09:07PM EDT - 6 x HBM2
09:07PM EDT - TSMC and Broadcom assist
09:07PM EDT - 1.2 TB/s bandwidth
09:08PM EDT - 2.5D Interposer
09:08PM EDT - VE processor is 15x33mm
09:09PM EDT - 16MB LCC, 2D Mesh
09:09PM EDT - 1.6 GHz, 4.95 TFLOP single precision
09:09PM EDT - Up to 48GB HBM2
09:09PM EDT - 16nm FF
09:09PM EDT - 307GF in DP per core
09:09PM EDT - 8 vector cores inside
09:10PM EDT - Vector processing unit and scalar processing unit
09:10PM EDT - Scalar Processing Unit provides basic functionality - fetch, decode, branch, add, exceptions
09:10PM EDT - Controls the status of the core
09:11PM EDT - Address translation and data forwarding crossbar
09:11PM EDT - 16 elements/cycle vector address generation and translation, 17 requests/cycle issuing
09:11PM EDT - 409.6 GB/sec load and store data forwwarding
09:12PM EDT - Four pipelines, each 32-way parallel
09:12PM EDT - Total 96 FMAs per core
09:12PM EDT - Doubled SP perf by 32-bit x 2 packed vector data
09:12PM EDT - Vector register renaming with 256 physical VRs
09:13PM EDT - 7 VR banks per Vector Pipeline
09:13PM EDT - 32 VPPs per core
09:13PM EDT - OoO scheduling
09:13PM EDT - Dedicated complex operation pipeline
09:14PM EDT - Scalar part of core is traditional front end
09:14PM EDT - 4 instruction fetch and decode
09:14PM EDT - branch predictor
09:14PM EDT - 8-level speculative execution
09:15PM EDT - 32kB L1 cache and unified 256kb L2
09:15PM EDT - hardware prefetch
09:15PM EDT - Support for contiguous vector instruction pipes
09:16PM EDT - Memory subsystem to support 3 TB/s LLC bandwidth
09:16PM EDT - 1.2 TB HBM2 bandwidth
09:16PM EDT - Scalar L1/L2 ineach core
09:16PM EDT - 2 memory networks - 2D Mesh NoC for cores, also ring bus for DMA
09:16PM EDT - DMA engine used by vector cores and x86 node
09:17PM EDT - DMA engine can be virtualized
09:17PM EDT - Can access VE Memory, VE Registers, and x86 memory
09:17PM EDT - mapped through PCIe
09:17PM EDT - 2D mesh maximuses bandwith with minimal wiring
09:17PM EDT - 16 layer mesh
09:18PM EDT - Age based QoS control
09:18PM EDT - Dimension ordered routing
09:19PM EDT - L3 is 16MB write back
09:19PM EDT - Inclusive of L1 and L2
09:19PM EDT - 128 banks, auto data scrubbing
09:19PM EDT - assignable data buffer feature
09:20PM EDT - Vector Engine is much cheaper than V100
09:21PM EDT - Design target for VE not best Perf/Watt, but beat Xeon.

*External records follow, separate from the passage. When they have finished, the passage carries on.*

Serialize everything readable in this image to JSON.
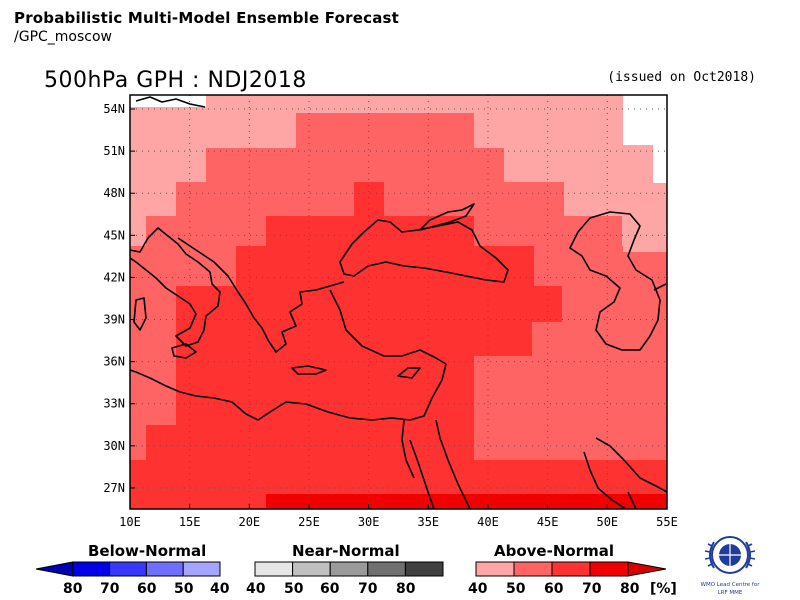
{
  "header": {
    "title": "Probabilistic Multi-Model Ensemble Forecast",
    "subtitle": "/GPC_moscow"
  },
  "map": {
    "title": "500hPa GPH : NDJ2018",
    "issued": "(issued on Oct2018)",
    "lon_labels": [
      "10E",
      "15E",
      "20E",
      "25E",
      "30E",
      "35E",
      "40E",
      "45E",
      "50E",
      "55E"
    ],
    "lat_labels": [
      "27N",
      "30N",
      "33N",
      "36N",
      "39N",
      "42N",
      "45N",
      "48N",
      "51N",
      "54N"
    ],
    "lon_range": [
      10,
      55
    ],
    "lat_range": [
      25.5,
      55
    ],
    "grid": "dotted"
  },
  "colors": {
    "above_40": "#fea5a5",
    "above_50": "#ff6464",
    "above_60": "#ff3232",
    "above_70": "#f00000",
    "above_80": "#d60000"
  },
  "legend": {
    "below": {
      "title": "Below-Normal",
      "values": [
        "80",
        "70",
        "60",
        "50",
        "40"
      ],
      "colors": [
        "#0000b4",
        "#0000e6",
        "#3737ff",
        "#6e6eff",
        "#a5a5ff"
      ]
    },
    "near": {
      "title": "Near-Normal",
      "values": [
        "40",
        "50",
        "60",
        "70",
        "80"
      ],
      "colors": [
        "#e6e6e6",
        "#c0c0c0",
        "#9a9a9a",
        "#707070",
        "#404040"
      ]
    },
    "above": {
      "title": "Above-Normal",
      "values": [
        "40",
        "50",
        "60",
        "70",
        "80"
      ],
      "colors": [
        "#fea5a5",
        "#ff6464",
        "#ff3232",
        "#f00000",
        "#d60000"
      ]
    },
    "unit": "[%]"
  },
  "logo": {
    "name": "wmo-lead-centre-logo",
    "text": "WMO Lead Centre for LRF MME"
  }
}
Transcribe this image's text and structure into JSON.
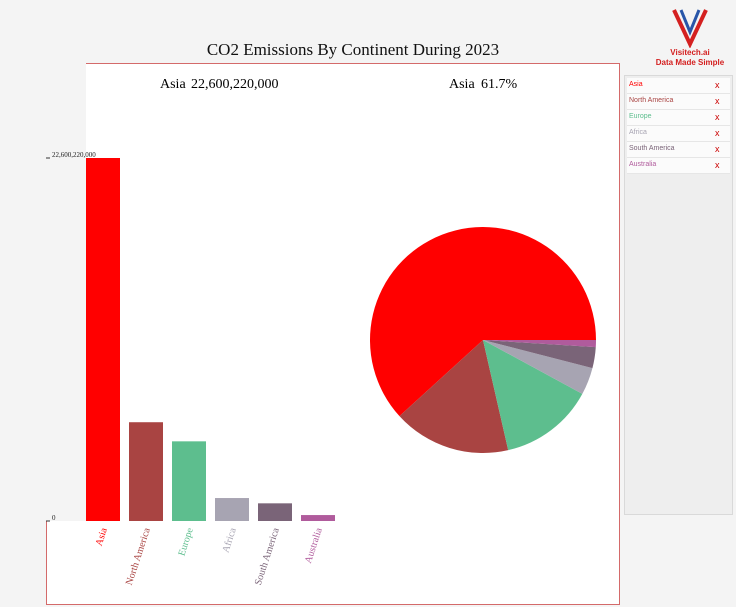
{
  "page": {
    "title": "CO2 Emissions By Continent During 2023",
    "logo": {
      "name": "Visitech.ai",
      "tagline": "Data Made Simple"
    }
  },
  "colors": {
    "Asia": "#ff0000",
    "North America": "#a94442",
    "Europe": "#5dbe8e",
    "Africa": "#a7a4b2",
    "South America": "#7a6478",
    "Australia": "#b05b9c"
  },
  "legend": {
    "items": [
      {
        "label": "Asia",
        "remove": "x"
      },
      {
        "label": "North America",
        "remove": "x"
      },
      {
        "label": "Europe",
        "remove": "x"
      },
      {
        "label": "Africa",
        "remove": "x"
      },
      {
        "label": "South America",
        "remove": "x"
      },
      {
        "label": "Australia",
        "remove": "x"
      }
    ]
  },
  "chart_data": [
    {
      "type": "bar",
      "headline": {
        "category": "Asia",
        "value": "22,600,220,000"
      },
      "categories": [
        "Asia",
        "North America",
        "Europe",
        "Africa",
        "South America",
        "Australia"
      ],
      "values": [
        22600220000,
        6150000000,
        4960000000,
        1430000000,
        1100000000,
        370000000
      ],
      "y_ticks": [
        {
          "value": 0,
          "label": "0"
        },
        {
          "value": 22600220000,
          "label": "22,600,220,000"
        }
      ],
      "ylim": [
        0,
        22600220000
      ]
    },
    {
      "type": "pie",
      "headline": {
        "category": "Asia",
        "value": "61.7%"
      },
      "categories": [
        "Asia",
        "North America",
        "Europe",
        "Africa",
        "South America",
        "Australia"
      ],
      "values": [
        61.7,
        16.8,
        13.5,
        3.9,
        3.0,
        1.0
      ]
    }
  ]
}
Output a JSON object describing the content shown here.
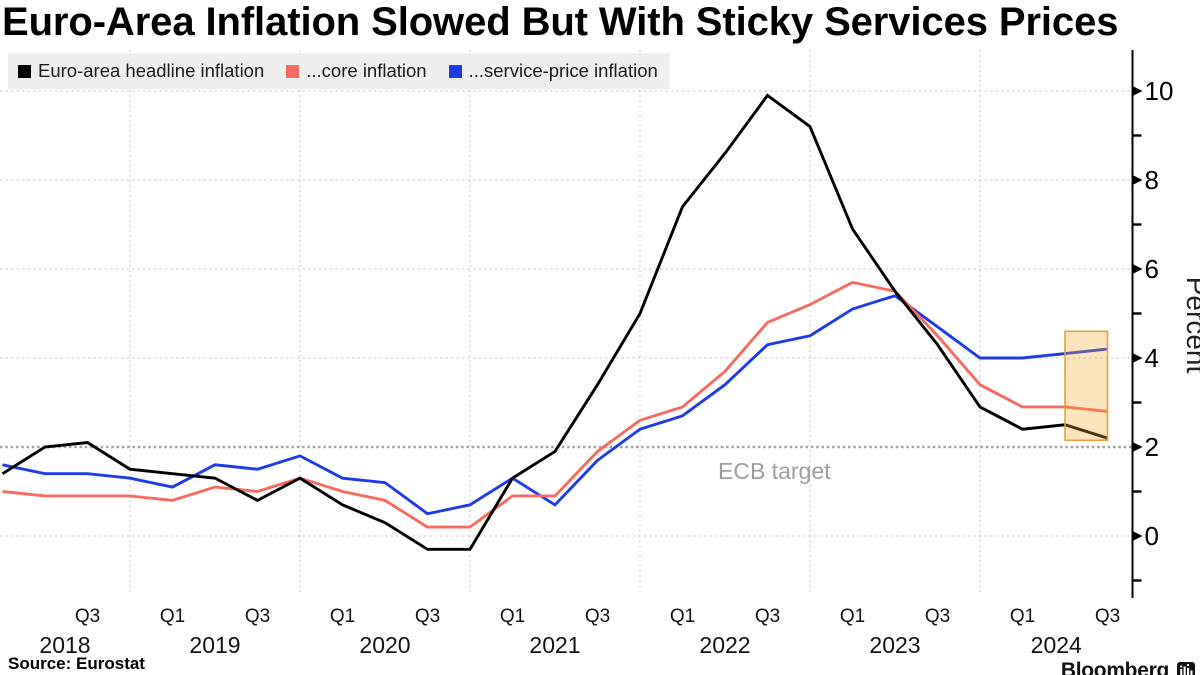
{
  "title": "Euro-Area Inflation Slowed But With Sticky Services Prices",
  "source": "Source: Eurostat",
  "brand": {
    "name": "Bloomberg"
  },
  "ecb_label": "ECB target",
  "legend": {
    "items": [
      {
        "label": "Euro-area headline inflation",
        "color": "#000000"
      },
      {
        "label": "...core inflation",
        "color": "#F66B60"
      },
      {
        "label": "...service-price inflation",
        "color": "#1E3BE8"
      }
    ]
  },
  "y_axis": {
    "title": "Percent",
    "major_ticks": [
      0,
      2,
      4,
      6,
      8,
      10
    ],
    "minor_ticks": [
      -1,
      1,
      3,
      5,
      7,
      9
    ]
  },
  "x_axis": {
    "quarter_labels": [
      "Q3",
      "Q1",
      "Q3",
      "Q1",
      "Q3",
      "Q1",
      "Q3",
      "Q1",
      "Q3",
      "Q1",
      "Q3",
      "Q1",
      "Q3"
    ],
    "year_labels": [
      "2018",
      "2019",
      "2020",
      "2021",
      "2022",
      "2023",
      "2024"
    ]
  },
  "chart_data": {
    "type": "line",
    "x": [
      "2018-03",
      "2018-06",
      "2018-09",
      "2018-12",
      "2019-03",
      "2019-06",
      "2019-09",
      "2019-12",
      "2020-03",
      "2020-06",
      "2020-09",
      "2020-12",
      "2021-03",
      "2021-06",
      "2021-09",
      "2021-12",
      "2022-03",
      "2022-06",
      "2022-09",
      "2022-12",
      "2023-03",
      "2023-06",
      "2023-09",
      "2023-12",
      "2024-03",
      "2024-06",
      "2024-08"
    ],
    "series": [
      {
        "name": "Euro-area headline inflation",
        "color": "#000000",
        "values": [
          1.4,
          2.0,
          2.1,
          1.5,
          1.4,
          1.3,
          0.8,
          1.3,
          0.7,
          0.3,
          -0.3,
          -0.3,
          1.3,
          1.9,
          3.4,
          5.0,
          7.4,
          8.6,
          9.9,
          9.2,
          6.9,
          5.5,
          4.3,
          2.9,
          2.4,
          2.5,
          2.2
        ]
      },
      {
        "name": "...core inflation",
        "color": "#F66B60",
        "values": [
          1.0,
          0.9,
          0.9,
          0.9,
          0.8,
          1.1,
          1.0,
          1.3,
          1.0,
          0.8,
          0.2,
          0.2,
          0.9,
          0.9,
          1.9,
          2.6,
          2.9,
          3.7,
          4.8,
          5.2,
          5.7,
          5.5,
          4.5,
          3.4,
          2.9,
          2.9,
          2.8
        ]
      },
      {
        "name": "...service-price inflation",
        "color": "#1E3BE8",
        "values": [
          1.6,
          1.4,
          1.4,
          1.3,
          1.1,
          1.6,
          1.5,
          1.8,
          1.3,
          1.2,
          0.5,
          0.7,
          1.3,
          0.7,
          1.7,
          2.4,
          2.7,
          3.4,
          4.3,
          4.5,
          5.1,
          5.4,
          4.7,
          4.0,
          4.0,
          4.1,
          4.2
        ]
      }
    ],
    "ylim": [
      -1.3,
      11
    ],
    "ecb_target_value": 2,
    "highlight_box": {
      "x_from": "2024-06",
      "x_to": "2024-08",
      "y_from": 2.15,
      "y_to": 4.6,
      "fill": "#F5A623",
      "fill_opacity": 0.3,
      "border": "#E2A13F"
    }
  }
}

Not optimized yet
09:22PM EDT - Performance on machine learning up to 107x over Xeon
09:23PM EDT - Very competitive with GPGPU using standard programming paradigms
09:23PM EDT - Q&A
09:31PM EDT - Sorry, left to ask a question about power. That's a wrap, hope you enjoyed our Hot Chips coverage!